Redis caching + async queue implemented in v1.6.0, switched to Valkey.
UI polish (topbar, footer, clickable pills) in v1.6.1v1.6.4.
---
## Phase 6: Security Hardening ✅
Goal: address penetration test findings and threat model gaps.
- [x] Fix CORS credentials leak (v1.7.12)
- [x] Add security headers (X-Frame-Options, X-Content-Type-Options, Referrer-Policy, Permissions-Policy) (v1.7.12)
- [x] Make rate limiter fail-closed on Redis failure (v1.7.12)
- [x] Disable OpenAPI docs by default (v1.7.12)
- [x] Hide tenant_id/client_id from config endpoint when auth disabled (v1.7.12)

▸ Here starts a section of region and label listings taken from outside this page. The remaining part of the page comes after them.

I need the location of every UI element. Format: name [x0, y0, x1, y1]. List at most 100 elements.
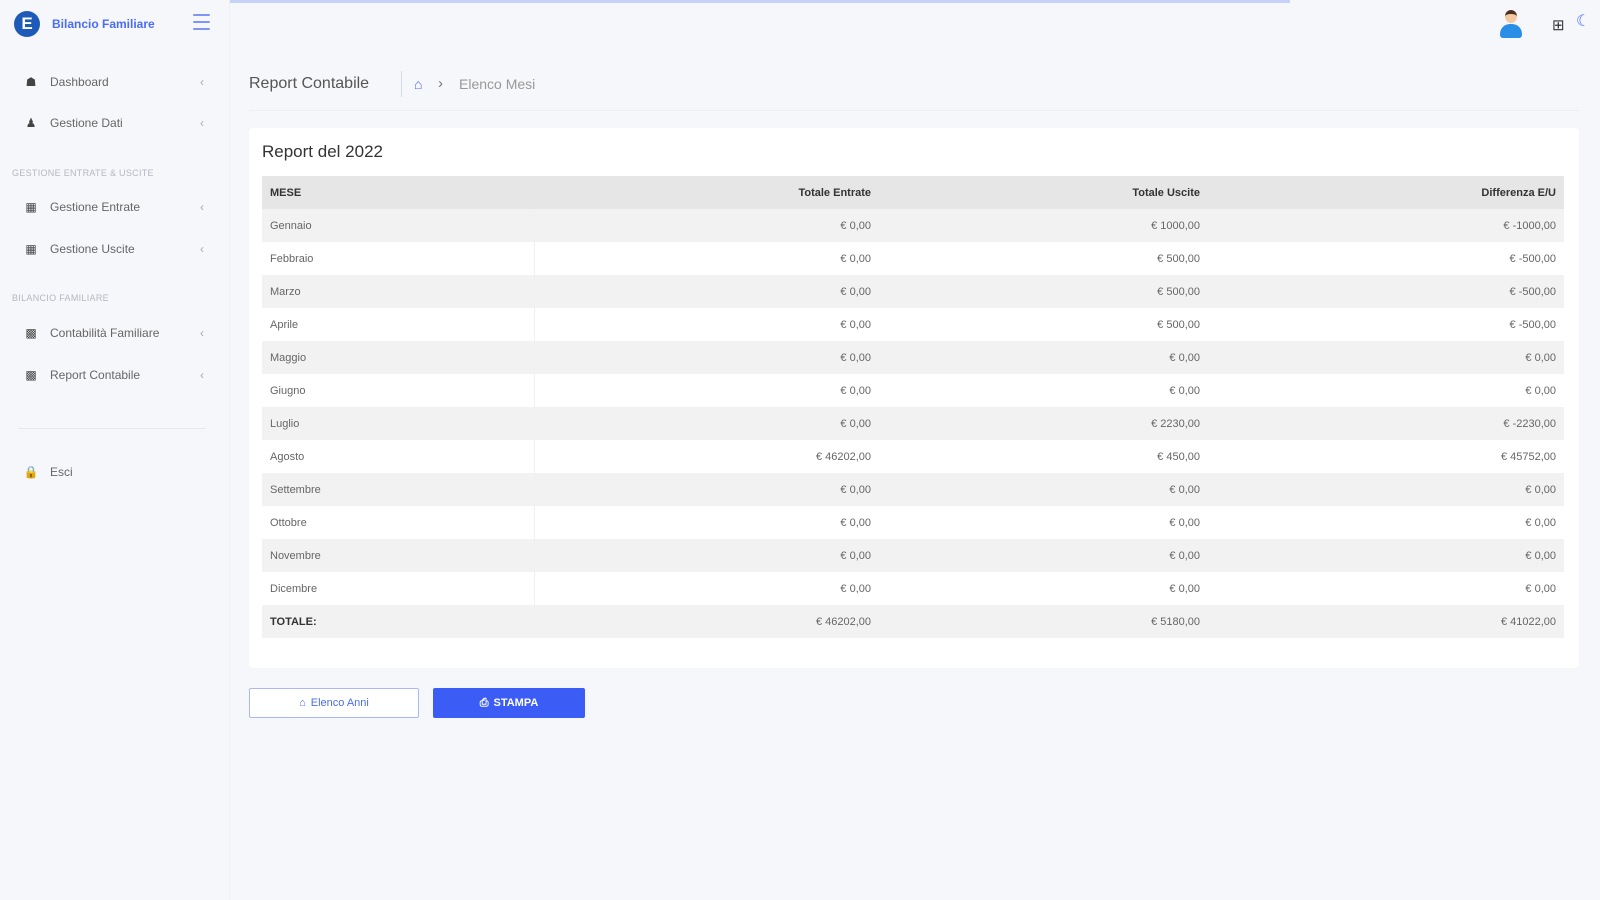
home-icon: ☗ — [25, 75, 37, 89]
cell-entrate: € 0,00 — [534, 242, 879, 275]
cell-mese: Aprile — [262, 308, 535, 341]
bar-chart-icon: ▩ — [25, 368, 37, 382]
cell-uscite: € 2230,00 — [879, 407, 1208, 440]
table-row: Marzo € 0,00 € 500,00 € -500,00 — [262, 275, 1564, 308]
cell-mese: Settembre — [262, 473, 535, 506]
table-row: Luglio € 0,00 € 2230,00 € -2230,00 — [262, 407, 1564, 440]
cell-uscite: € 500,00 — [879, 308, 1208, 341]
sidebar: E Bilancio Familiare ☗ Dashboard ‹ ♟ Ges… — [0, 0, 230, 900]
cell-mese: Novembre — [262, 539, 535, 572]
chevron-left-icon: ‹ — [200, 326, 204, 340]
dark-mode-moon-icon[interactable]: ☾ — [1576, 11, 1590, 31]
chevron-left-icon: ‹ — [200, 242, 204, 256]
table-icon: ▦ — [25, 242, 37, 256]
cell-uscite: € 1000,00 — [879, 209, 1208, 242]
cell-mese: Ottobre — [262, 506, 535, 539]
print-button[interactable]: ⎙ STAMPA — [433, 688, 585, 718]
cell-mese: Giugno — [262, 374, 535, 407]
cell-mese: Luglio — [262, 407, 535, 440]
cell-differenza: € 0,00 — [1208, 341, 1564, 374]
table-row: Settembre € 0,00 € 0,00 € 0,00 — [262, 473, 1564, 506]
sidebar-item-logout[interactable]: 🔒 Esci — [22, 460, 204, 484]
chevron-left-icon: ‹ — [200, 368, 204, 382]
report-table: MESE Totale Entrate Totale Uscite Differ… — [262, 176, 1564, 638]
sidebar-item-gestione-entrate[interactable]: ▦ Gestione Entrate ‹ — [22, 195, 204, 219]
cell-differenza: € 0,00 — [1208, 374, 1564, 407]
table-total-row: TOTALE: € 46202,00 € 5180,00 € 41022,00 — [262, 605, 1564, 638]
sidebar-item-label: Gestione Dati — [50, 116, 123, 130]
report-title: Report del 2022 — [262, 142, 383, 161]
breadcrumb-chevron-icon: › — [438, 75, 443, 92]
total-differenza: € 41022,00 — [1208, 605, 1564, 638]
page-title: Report Contabile — [249, 75, 370, 92]
cell-entrate: € 0,00 — [534, 209, 879, 242]
total-uscite: € 5180,00 — [879, 605, 1208, 638]
lock-icon: 🔒 — [23, 465, 39, 479]
brand-logo-icon: E — [14, 11, 40, 37]
sidebar-item-contabilita-familiare[interactable]: ▩ Contabilità Familiare ‹ — [22, 321, 204, 345]
cell-mese: Agosto — [262, 440, 535, 473]
sidebar-item-label: Gestione Uscite — [50, 242, 135, 256]
sidebar-item-label: Contabilità Familiare — [50, 326, 160, 340]
cell-mese: Maggio — [262, 341, 535, 374]
table-row: Dicembre € 0,00 € 0,00 € 0,00 — [262, 572, 1564, 605]
menu-toggle-icon[interactable] — [193, 14, 210, 30]
cell-uscite: € 450,00 — [879, 440, 1208, 473]
cell-mese: Marzo — [262, 275, 535, 308]
cell-uscite: € 0,00 — [879, 473, 1208, 506]
cell-uscite: € 0,00 — [879, 374, 1208, 407]
cell-uscite: € 500,00 — [879, 242, 1208, 275]
sidebar-item-label: Esci — [50, 465, 73, 479]
sidebar-item-report-contabile[interactable]: ▩ Report Contabile ‹ — [22, 363, 204, 387]
column-header-uscite: Totale Uscite — [879, 176, 1208, 209]
total-label: TOTALE: — [262, 605, 535, 638]
header-divider — [249, 110, 1579, 111]
apps-grid-icon[interactable]: ⊞ — [1552, 16, 1565, 34]
cell-entrate: € 0,00 — [534, 506, 879, 539]
cell-mese: Dicembre — [262, 572, 535, 605]
brand[interactable]: E Bilancio Familiare — [14, 11, 155, 37]
cell-uscite: € 500,00 — [879, 275, 1208, 308]
printer-icon: ⎙ — [479, 696, 489, 709]
cell-mese: Gennaio — [262, 209, 535, 242]
sidebar-divider — [18, 428, 206, 429]
sidebar-item-label: Gestione Entrate — [50, 200, 141, 214]
elenco-anni-button[interactable]: ⌂ Elenco Anni — [249, 688, 419, 718]
cell-mese: Febbraio — [262, 242, 535, 275]
cell-entrate: € 46202,00 — [534, 440, 879, 473]
home-icon: ⌂ — [299, 697, 306, 709]
table-header-row: MESE Totale Entrate Totale Uscite Differ… — [262, 176, 1564, 209]
column-header-mese: MESE — [262, 176, 534, 209]
table-row: Ottobre € 0,00 € 0,00 € 0,00 — [262, 506, 1564, 539]
user-avatar[interactable] — [1497, 8, 1525, 40]
bar-chart-icon: ▩ — [25, 326, 37, 340]
table-row: Aprile € 0,00 € 500,00 € -500,00 — [262, 308, 1564, 341]
breadcrumb-separator — [401, 71, 402, 97]
sidebar-item-gestione-uscite[interactable]: ▦ Gestione Uscite ‹ — [22, 237, 204, 261]
column-header-differenza: Differenza E/U — [1208, 176, 1564, 209]
chevron-left-icon: ‹ — [200, 75, 204, 89]
sidebar-item-dashboard[interactable]: ☗ Dashboard ‹ — [22, 70, 204, 94]
sidebar-item-gestione-dati[interactable]: ♟ Gestione Dati ‹ — [22, 111, 204, 135]
print-label: STAMPA — [493, 697, 539, 709]
table-row: Novembre € 0,00 € 0,00 € 0,00 — [262, 539, 1564, 572]
sidebar-item-label: Report Contabile — [50, 368, 141, 382]
user-icon: ♟ — [25, 116, 37, 130]
cell-uscite: € 0,00 — [879, 572, 1208, 605]
breadcrumb-current: Elenco Mesi — [459, 76, 536, 92]
chevron-left-icon: ‹ — [200, 200, 204, 214]
section-title-entrate-uscite: GESTIONE ENTRATE & USCITE — [12, 168, 154, 178]
cell-uscite: € 0,00 — [879, 341, 1208, 374]
table-row: Agosto € 46202,00 € 450,00 € 45752,00 — [262, 440, 1564, 473]
cell-entrate: € 0,00 — [534, 539, 879, 572]
cell-differenza: € 0,00 — [1208, 506, 1564, 539]
report-card: Report del 2022 MESE Totale Entrate Tota… — [249, 128, 1579, 668]
cell-entrate: € 0,00 — [534, 275, 879, 308]
cell-differenza: € 0,00 — [1208, 473, 1564, 506]
cell-entrate: € 0,00 — [534, 473, 879, 506]
cell-differenza: € 0,00 — [1208, 572, 1564, 605]
cell-entrate: € 0,00 — [534, 341, 879, 374]
chevron-left-icon: ‹ — [200, 116, 204, 130]
table-row: Giugno € 0,00 € 0,00 € 0,00 — [262, 374, 1564, 407]
breadcrumb-home-icon[interactable]: ⌂ — [414, 76, 422, 92]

- [x] Validate webhook validationToken before echo (v1.7.12)
- [x] Gate `/metrics` behind IP allowlist (v1.7.12)
- [x] Add LLM domain allowlist (`LLM_ALLOWED_DOMAINS`) (v1.7.14)
- [x] Add SIEM webhook SSRF guard + domain allowlist (v1.7.14)
- [x] Add SRI hashes to CDN scripts (v1.7.14)
- [x] Add startup warning for auth misconfiguration (v1.7.14)
- [x] Add Azure Key Vault integration for secrets storage (v1.7.14)
- [x] Internal penetration test + threat model documentation
---
## Phase 7: Multi-Tenancy (Premium) ⏸️
Goal: allow MSPs to manage multiple client tenants from a single deployment.
Status: **Planned — not started**. Architecture designed, pending validation of core features (SIEM export, alerting) in production first.
### Architecture
- Row-level isolation: `tenant_id` field on every MongoDB document
- Each tenant has their own Microsoft Entra tenant + app registration credentials
- Auth: user's JWT `tid` claim maps to tenant config automatically
- Super-admin role for MSP staff to access all tenants
### Implementation phases
- **Phase 7.1** (23 days): Tenant model & registry, tenant-aware data layer, per-tenant Graph API auth
- **Phase 7.2** (1 day): Tenant-scoped API routes, tenant-specific config endpoints
- **Phase 7.3** (2 days): Frontend tenant switcher, tenant name display, admin page
- **Phase 7.4** (1 day): License gating — signed JWT `LICENSE_KEY` gates multi-tenant mode
### Licensing model
- Single-tenant: remains MIT/free
- Multi-tenant: premium feature requiring a signed license key
- License key is a JWT with claims: `plan`, `max_tenants`, `exp`, `features`
- Offline license generation tool included
### Effort estimate
~79 days total. Deferred until SIEM export and alerting are battle-tested.